In monthly terms, headline inflation decelerated to 0.2% in July 2017, from 1.6% in June, reflecting a seasonal decline in prices for fruit and vegetables, as well as prices for clothing and footwear. Annual headline inflation stood at 15.9%.
Underlying inflation pressures remained moderate – core inflation stood at 0.1% mom and 7.3% yoy, according to data released by the State Statistics Service of Ukraine (SSU).
Meanwhile, actual inflation came in above the NBU’s forecast trajectory published in the Inflation Report (July 2017), primarily reflecting faster growth in raw food prices and a stronger impact of administered factors.
● Core inflation, both in monthly and annual terms, was broadly in line with expectations. In particular, prices for clothing and footwear continued to slow down (to 1.2% yoy) on the back of favorable FX market conditions and steady inflation expectations. Also, the growth rate of prices for other non-food products remained low (3.3% yoy).
Meanwhile, secondary effects from rising prices for meat and milk kept prices for processed foods under pressure (meat and sausage products, butter as well as fermented dairy products). As expected, selected service prices that are included in the core CPI (prices for recreational and cultural services, prices for restaurants, cafes and health resort services, as well as prices for dental and medical care) accelerated. In addition, dwelling maintenance tariffs increased further (by 8.8% mom and 48.7% yoy).
● Growth of raw food prices accelerated markedly (to 25.5% yoy). Faster-than-expected growth in these prices was primarily driven by a further increase in prices for meat and milk, as well as a slower-than-expected seasonal decline in prices for vegetables and prices. In particular, meat prices accelerated to 30.6% yoy due to a lower supply of this product amid large meat exports and livestock reduction. In addition, robust external demand and rising global prices have pushed milk prices up (to 27.3% yoy).

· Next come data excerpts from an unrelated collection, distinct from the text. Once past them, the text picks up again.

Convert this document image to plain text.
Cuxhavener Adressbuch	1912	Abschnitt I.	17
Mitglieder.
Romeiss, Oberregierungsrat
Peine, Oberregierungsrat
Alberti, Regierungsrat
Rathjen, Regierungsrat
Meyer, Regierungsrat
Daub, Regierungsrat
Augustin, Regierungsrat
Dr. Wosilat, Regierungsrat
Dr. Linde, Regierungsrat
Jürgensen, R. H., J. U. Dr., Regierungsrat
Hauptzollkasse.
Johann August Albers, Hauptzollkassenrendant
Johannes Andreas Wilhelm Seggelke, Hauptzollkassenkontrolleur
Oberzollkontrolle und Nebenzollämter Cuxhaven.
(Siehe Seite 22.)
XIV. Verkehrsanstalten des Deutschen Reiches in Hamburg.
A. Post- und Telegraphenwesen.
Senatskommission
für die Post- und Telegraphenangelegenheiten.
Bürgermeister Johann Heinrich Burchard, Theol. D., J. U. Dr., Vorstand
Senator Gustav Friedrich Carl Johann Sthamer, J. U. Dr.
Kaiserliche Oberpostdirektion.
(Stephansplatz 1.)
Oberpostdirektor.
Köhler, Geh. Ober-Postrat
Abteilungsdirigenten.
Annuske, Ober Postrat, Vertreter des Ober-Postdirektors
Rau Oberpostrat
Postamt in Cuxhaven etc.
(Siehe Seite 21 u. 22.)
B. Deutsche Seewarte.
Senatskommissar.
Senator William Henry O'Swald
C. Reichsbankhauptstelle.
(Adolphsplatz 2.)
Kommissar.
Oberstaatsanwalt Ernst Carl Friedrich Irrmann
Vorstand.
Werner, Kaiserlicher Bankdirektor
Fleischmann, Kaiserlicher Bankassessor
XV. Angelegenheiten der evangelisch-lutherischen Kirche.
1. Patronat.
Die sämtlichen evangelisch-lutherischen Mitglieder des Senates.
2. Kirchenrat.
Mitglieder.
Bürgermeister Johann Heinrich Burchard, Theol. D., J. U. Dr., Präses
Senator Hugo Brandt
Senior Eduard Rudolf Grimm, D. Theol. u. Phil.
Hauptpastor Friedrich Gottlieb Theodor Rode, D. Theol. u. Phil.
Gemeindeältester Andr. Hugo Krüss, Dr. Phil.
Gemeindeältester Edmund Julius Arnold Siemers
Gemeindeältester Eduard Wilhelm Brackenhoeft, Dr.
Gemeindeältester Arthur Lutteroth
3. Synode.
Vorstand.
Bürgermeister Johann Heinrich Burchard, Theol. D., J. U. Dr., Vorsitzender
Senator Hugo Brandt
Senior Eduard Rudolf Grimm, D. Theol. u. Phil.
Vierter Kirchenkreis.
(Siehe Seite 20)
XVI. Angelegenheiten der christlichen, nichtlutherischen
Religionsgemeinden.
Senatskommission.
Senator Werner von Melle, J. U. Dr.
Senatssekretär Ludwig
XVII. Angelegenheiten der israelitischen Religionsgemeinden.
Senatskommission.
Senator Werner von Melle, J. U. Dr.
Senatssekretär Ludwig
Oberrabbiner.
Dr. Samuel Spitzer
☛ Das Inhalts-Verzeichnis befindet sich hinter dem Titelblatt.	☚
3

Despite a seasonal decrease in prices for vegetables and fruit in monthly terms, those prices declined less than the flash estimates reported. The latter is based on the price movements captured by SSSU monitoring of selected prices for consumer goods, which is carried out every ten days, as well as web-scrapped data from the online supermarkets. The deviation of actual prices from estimates can be attributed to a more lasting effect of changes in the SSSU methodology for regustering prices for seasonal fruit and vegetables (for more details on changes in the SSSU methodology, see here). As a result, vegetable prices accelerated to 59.9% yoy.
In addition, the deceleration in fruit prices was slower than expected(to 23.8% yoy), reflecting a continued effect of late spring frosts on the lower harvest of berries and fruit, as well as a reduction in the supply of imported fruits (in particular, grapes) as compared to the previous year.
● Growth of administered prices and tariffs decelerated to 27.9% yoy mainly due to a favorable base effect (tariffs for hot water were raised in July 2016). However, despite the slowdown, the growth in administered prices came in above the NBU projections due to slower-than-expected growth in prices for tobacco products (decelerated to 43.2% yoy and increased by 3.3% mom). This can be attributed both to the delayed effects of difficulties associated with the distribution of domestically produced goods and lower supply of imported goods (with the latter being more expensive).
In addition, the growth in railway transport fares accelerated to 6.4% yoy compared with a 0.3% yoy decline in June, driven by increased prices for additional services. Also, as expected, prices for passenger road transportation services accelerated, driven by higher public transport fares in the city of Kyiv.
●∙As expected, fuel prices decelerated to 9.7% yoy (were down by 1.1% mom) against the backdrop of past decreases in global oil prices and favorable FX market conditions.
The NBU expects that some of the aforementioned effects will be short-lived and will fade in the latter half of 2017. However, current developments of the overall CPI and its components point to the further heightened risks that 2017 year-end inflation may deviate more significantly from the mid-point of the target range (8% ± 2 pp) than projected in the Inflation Report (July 2017) despite the fact that underlying inflation pressures remain moderate.